A big tip of the hat to the Florida Space Development Council for this find.
Posted on the Federal Business Opportunities web site FedBizOpps.gov is an invitation to attend a public forum in Colorado Springs “to discuss a potential future concept to convert the Eastern Range (in part or whole) and Cape Canaveral Air Force Station (CCAFS) from an Air Force managed range to an FAA-licensed commercial launch site (i.e., a spaceport).”
The concept explores an approach where launch programs (U.S, commercial, civil, and national security space sector launch and test and evaluation (T&E) programs) contract for support services as needed for their missions from an FAA-licensed commercial launch site operator that manages the transportation and utility infrastructure, support services, and range capabilities as a business. This effort is directed by AFSPC Commander as part of a larger Range Capabilities Based Assessment (CBA).
AFSPC is the Air Force Space Command.
The invitation states, “Of significant interest to HQ AFSPC is commercial industry input into the business strategy and execution of this concept.” One-on-one conversations “with interested commercial companies” are offered on Day 2 of the event.
The implications, obviously, are staggering.
It might also render moot the proposal to transfer NASA property near Shiloh to Space Florida so that it can be used for commercial launches. The proposal arose to help commercial companies such as SpaceX and Blue Origin avoid duplication of oversight for launches of commercial payloads, as launches from CCAFS launch pads require both FAA and 45th Space Wing approval. If the FAA takes over the Eastern Range, then this might eliminate the duplication driving the Shiloh debate.
The address in Colorado Springs belongs to Booz Allen Hamilton, which provides management and technology consulting for both government and business clients. Their web site discusses how they provide services to defense space agencies.
In tangential news, Air Force Times reported on July 10 that a USAF chief scientist believes the service should emulate SpaceX in its acquisition strategies.

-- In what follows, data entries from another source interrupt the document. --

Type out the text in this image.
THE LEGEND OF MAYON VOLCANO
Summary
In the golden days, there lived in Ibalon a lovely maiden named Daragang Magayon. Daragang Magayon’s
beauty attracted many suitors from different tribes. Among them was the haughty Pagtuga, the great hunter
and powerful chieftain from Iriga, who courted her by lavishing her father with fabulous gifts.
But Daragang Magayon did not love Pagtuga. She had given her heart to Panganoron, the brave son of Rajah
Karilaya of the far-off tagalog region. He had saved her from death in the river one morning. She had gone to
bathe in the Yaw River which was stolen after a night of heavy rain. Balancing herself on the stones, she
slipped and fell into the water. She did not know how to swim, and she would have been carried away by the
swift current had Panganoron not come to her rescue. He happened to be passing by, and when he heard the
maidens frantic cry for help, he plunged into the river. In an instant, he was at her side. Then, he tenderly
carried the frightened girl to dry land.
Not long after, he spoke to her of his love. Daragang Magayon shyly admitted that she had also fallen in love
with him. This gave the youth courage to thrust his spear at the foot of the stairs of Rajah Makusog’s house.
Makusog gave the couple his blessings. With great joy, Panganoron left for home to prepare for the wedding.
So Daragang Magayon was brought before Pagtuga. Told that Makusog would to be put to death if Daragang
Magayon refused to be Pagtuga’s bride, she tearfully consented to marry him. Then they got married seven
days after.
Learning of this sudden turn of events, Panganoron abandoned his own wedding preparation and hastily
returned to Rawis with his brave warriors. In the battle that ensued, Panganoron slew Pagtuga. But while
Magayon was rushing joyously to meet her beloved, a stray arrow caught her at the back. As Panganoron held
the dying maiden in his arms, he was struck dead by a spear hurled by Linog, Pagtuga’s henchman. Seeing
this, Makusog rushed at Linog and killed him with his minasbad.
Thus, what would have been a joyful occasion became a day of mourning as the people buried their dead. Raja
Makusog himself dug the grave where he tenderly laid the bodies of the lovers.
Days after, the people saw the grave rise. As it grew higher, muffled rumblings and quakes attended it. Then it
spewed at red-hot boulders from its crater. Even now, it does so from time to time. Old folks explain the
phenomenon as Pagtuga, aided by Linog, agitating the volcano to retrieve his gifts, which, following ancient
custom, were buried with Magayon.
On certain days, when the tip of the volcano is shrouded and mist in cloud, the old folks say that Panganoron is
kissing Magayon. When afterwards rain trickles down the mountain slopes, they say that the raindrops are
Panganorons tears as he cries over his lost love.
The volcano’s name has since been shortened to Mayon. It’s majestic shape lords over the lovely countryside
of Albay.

The Air Force’s current acquisition process is incapable of producing innovative systems quickly and affordably, former Air Force Chief Scientist Mark Maybury said in a June 21 report called “Global Horizons: United States Air Force Global Science and Technology Vision.” And the increasing complexity of integrating advanced technology into aircraft such as the F-35 will likely further slow the development process in the future. This “threaten[s] to erode the current decisive technology advantage” the Air Force now enjoys over its adversaries, Maybury said. He retired June 28.
Maybury said the Air Force needs to emulate the rapid prototyping processes used by SpaceX and Scaled Composites, which he said produce aerospace vehicles 50 percent faster than under traditional acquisitions. SpaceX produced the Dragon capsule, which last year became the first commercial vehicle to dock with and deliver supplies to the International Space Station, and Scaled Composites won the Ansari X-Prize for its SpaceShipOne, the first private manned spacecraft.
UPDATE July 14, 2013 — Florida Today reports details on the proposed privatization of CCAFS.
Meetings this week will explore a major change to that historic role, studying the possibility of privatizing some or all operations at Cape Canaveral Air Force Station and the Eastern Range, “the nation’s premier gateway to space.”
Under a preliminary concept to be discussed in a public forum Thursday and Friday in Colorado Springs, responsibilities now handled by the 45th Space Wing would be turned over to a spaceport operator approved by the Federal Aviation Administration.
The article notes that “budget pressures and increasing commercialization of launch activity are driving the Department of Defense to consider the concept seriously, though ideas have been discussed for years.”